World Cup fever: bad for business?

The country is in dire financial straits and businesses cannot afford a major interruption to their trading. 

Unlike the extreme snow earlier this year or the recent volcanic ash-cloud fiasco, we’ve known this tournament has been coming since the day England qualified for the finals.

Sporting events like this, and in particular football, do throw a huge curveball at businesses because they have the ability to affect even the most conscientious employee when they get a dose of World Cup fever.

A flurry of advice and surveys have been issued by business organisations spreading fear and doom that the country will grind to a halt during the tournament.

This may be the case for any business that hasn’t done any planning, but, like with most things, applying a little common sense can go along way.

Any firm that’s only just starting to think about this issue in the week before the big kick off will struggle. 

Employers have to be clear with their staff that unplanned absences will not be tolerated and taking a sickie on a matchday or, even worse, to recover from the post-match celebrations will be dealt with as they would be at any other time of the year.

But, by putting in place a few measures like organised flexible working, shift swap schemes and having TVs in communal areas to show the games, businesses can ensure employees can make the most of the World Cup without compromising the needs of the firm.

While businesses have no obligation to cater for employees’ desire to watch the World Cup, it does present an opportunity to boost morale among workers who have been affected by the recession.
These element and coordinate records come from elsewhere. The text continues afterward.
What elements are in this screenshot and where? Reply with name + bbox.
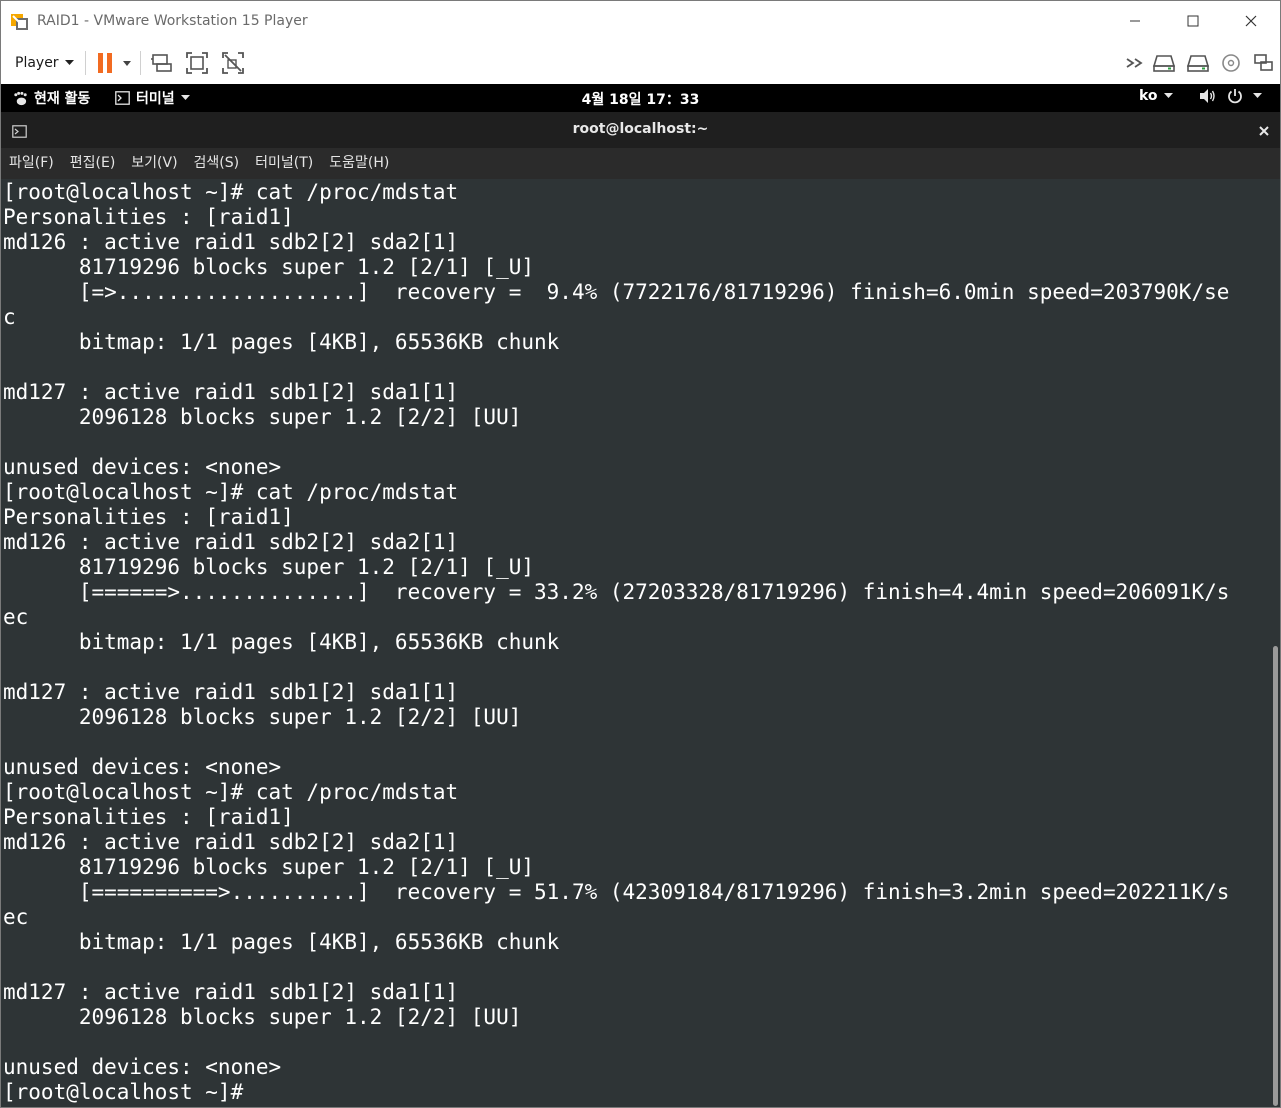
toolbar-divider xyxy=(140,51,141,75)
pause-icon xyxy=(98,53,131,73)
terminal-line: md127 : active raid1 sdb1[2] sda1[1] xyxy=(3,380,459,404)
menu-search[interactable]: 검색(S) xyxy=(186,148,248,179)
terminal-line: [root@localhost ~]# cat /proc/mdstat xyxy=(3,780,459,804)
player-menu-button[interactable]: Player xyxy=(7,49,82,76)
terminal-line: bitmap: 1/1 pages [4KB], 65536KB chunk xyxy=(3,330,560,354)
terminal-line: [root@localhost ~]# cat /proc/mdstat xyxy=(3,480,459,504)
fit-guest-button[interactable] xyxy=(184,50,210,76)
terminal-line: md127 : active raid1 sdb1[2] sda1[1] xyxy=(3,980,459,1004)
display-device-button[interactable] xyxy=(1251,50,1277,76)
terminal-line: c xyxy=(3,305,16,329)
chevron-down-icon xyxy=(1253,93,1262,98)
terminal-line: md126 : active raid1 sdb2[2] sda2[1] xyxy=(3,530,459,554)
cd-dvd-device-button[interactable] xyxy=(1218,50,1244,76)
terminal-line: 2096128 blocks super 1.2 [2/2] [UU] xyxy=(3,705,522,729)
terminal-line: [======>..............] recovery = 33.2%… xyxy=(3,580,1230,604)
terminal-line: ec xyxy=(3,605,29,629)
terminal-menubar: 파일(F) 편집(E) 보기(V) 검색(S) 터미널(T) 도움말(H) xyxy=(1,148,1280,179)
hard-disk-icon xyxy=(1152,55,1176,72)
cd-dvd-icon xyxy=(1222,54,1240,72)
scrollbar-thumb[interactable] xyxy=(1273,646,1278,1106)
send-ctrl-alt-del-icon xyxy=(151,54,172,72)
input-method-label: ko xyxy=(1139,88,1158,104)
power-icon xyxy=(1228,89,1242,104)
terminal-line: [root@localhost ~]# xyxy=(3,1080,256,1104)
toolbar-divider xyxy=(85,51,86,75)
chevron-down-icon xyxy=(1163,93,1173,98)
terminal-text: [root@localhost ~]# cat /proc/mdstat Pers… xyxy=(3,180,1229,1105)
terminal-line: 81719296 blocks super 1.2 [2/1] [_U] xyxy=(3,555,535,579)
menu-terminal[interactable]: 터미널(T) xyxy=(247,148,321,179)
player-menu-label: Player xyxy=(15,54,59,71)
menu-edit[interactable]: 편집(E) xyxy=(62,148,124,179)
minimize-icon xyxy=(1130,20,1140,22)
terminal-line: md127 : active raid1 sdb1[2] sda1[1] xyxy=(3,680,459,704)
close-window-button[interactable] xyxy=(1222,1,1280,41)
close-icon xyxy=(1259,126,1269,136)
clock-label: 4월 18일 17：33 xyxy=(581,92,700,108)
window-titlebar[interactable]: RAID1 - VMware Workstation 15 Player xyxy=(1,1,1280,41)
player-toolbar: Player xyxy=(1,41,1280,84)
unity-button[interactable] xyxy=(220,50,246,76)
menu-help[interactable]: 도움말(H) xyxy=(321,148,397,179)
network-adapter-icon xyxy=(1186,55,1210,72)
close-icon xyxy=(1245,15,1257,27)
forward-icon xyxy=(1126,58,1143,68)
terminal-scrollbar[interactable] xyxy=(1267,179,1280,1107)
vmware-player-window: RAID1 - VMware Workstation 15 Player Pla… xyxy=(0,0,1281,1108)
terminal-line: ec xyxy=(3,905,29,929)
chevron-down-icon xyxy=(64,59,74,65)
terminal-title: root@localhost:~ xyxy=(572,121,709,137)
menu-view[interactable]: 보기(V) xyxy=(123,148,185,179)
terminal-line: 2096128 blocks super 1.2 [2/2] [UU] xyxy=(3,405,522,429)
terminal-line: md126 : active raid1 sdb2[2] sda2[1] xyxy=(3,230,459,254)
terminal-output-area[interactable]: [root@localhost ~]# cat /proc/mdstat Pers… xyxy=(1,179,1267,1107)
terminal-line: Personalities : [raid1] xyxy=(3,505,294,529)
vmware-app-icon xyxy=(10,11,30,31)
terminal-line: Personalities : [raid1] xyxy=(3,805,294,829)
input-method-indicator[interactable]: ko xyxy=(1139,88,1173,104)
terminal-line: [root@localhost ~]# cat /proc/mdstat xyxy=(3,180,459,204)
minimize-button[interactable] xyxy=(1106,1,1164,41)
terminal-close-button[interactable] xyxy=(1258,119,1270,141)
terminal-line: bitmap: 1/1 pages [4KB], 65536KB chunk xyxy=(3,630,560,654)
hard-disk-device-button[interactable] xyxy=(1151,50,1177,76)
menu-file[interactable]: 파일(F) xyxy=(1,148,62,179)
maximize-icon xyxy=(1187,15,1199,27)
terminal-line: 2096128 blocks super 1.2 [2/2] [UU] xyxy=(3,1005,522,1029)
network-adapter-button[interactable] xyxy=(1185,50,1211,76)
terminal-line: 81719296 blocks super 1.2 [2/1] [_U] xyxy=(3,255,535,279)
window-title: RAID1 - VMware Workstation 15 Player xyxy=(37,13,308,29)
clock-button[interactable]: 4월 18일 17：33 xyxy=(1,89,1280,109)
send-ctrl-alt-del-button[interactable] xyxy=(148,50,174,76)
maximize-button[interactable] xyxy=(1164,1,1222,41)
terminal-line: md126 : active raid1 sdb2[2] sda2[1] xyxy=(3,830,459,854)
display-icon xyxy=(1254,54,1273,71)
terminal-line: unused devices: <none> xyxy=(3,1055,282,1079)
terminal-line: bitmap: 1/1 pages [4KB], 65536KB chunk xyxy=(3,930,560,954)
fit-guest-icon xyxy=(186,52,208,74)
terminal-headerbar[interactable]: root@localhost:~ xyxy=(1,112,1280,149)
terminal-line: unused devices: <none> xyxy=(3,455,282,479)
system-menu[interactable] xyxy=(1199,88,1262,104)
unity-icon xyxy=(222,52,244,74)
pause-button[interactable] xyxy=(93,50,135,76)
more-devices-button[interactable] xyxy=(1122,50,1148,76)
terminal-line: Personalities : [raid1] xyxy=(3,205,294,229)
terminal-line: [==========>..........] recovery = 51.7%… xyxy=(3,880,1230,904)
terminal-line: [=>...................] recovery = 9.4% … xyxy=(3,280,1230,304)
volume-icon xyxy=(1200,89,1215,103)
terminal-line: 81719296 blocks super 1.2 [2/1] [_U] xyxy=(3,855,535,879)
terminal-line: unused devices: <none> xyxy=(3,755,282,779)
gnome-top-bar: 현재 활동 터미널 4월 18일 17：33 ko xyxy=(1,84,1280,112)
I think it’s important that employers take the view that the World Cup provides an excellent opportunity to increase goodwill among employees and not just a potential menace to productivity.

Hopefully, the World Cup will create a strong feel good factor and businesses that embrace the tournament have the perfect opportunity to build stronger relationships with their staff.

Our canteen at Pimlico Plumbers will become a World Cup destination for our guys who are between jobs and shifts.  We’ll be showing all the games and I’m sure there’ll be an excellent atmosphere around the place.

This morale booster will also be felt across the whole population and it has been predicted there will be a £2 billion spending spree if England do well – and if we win it will be even better.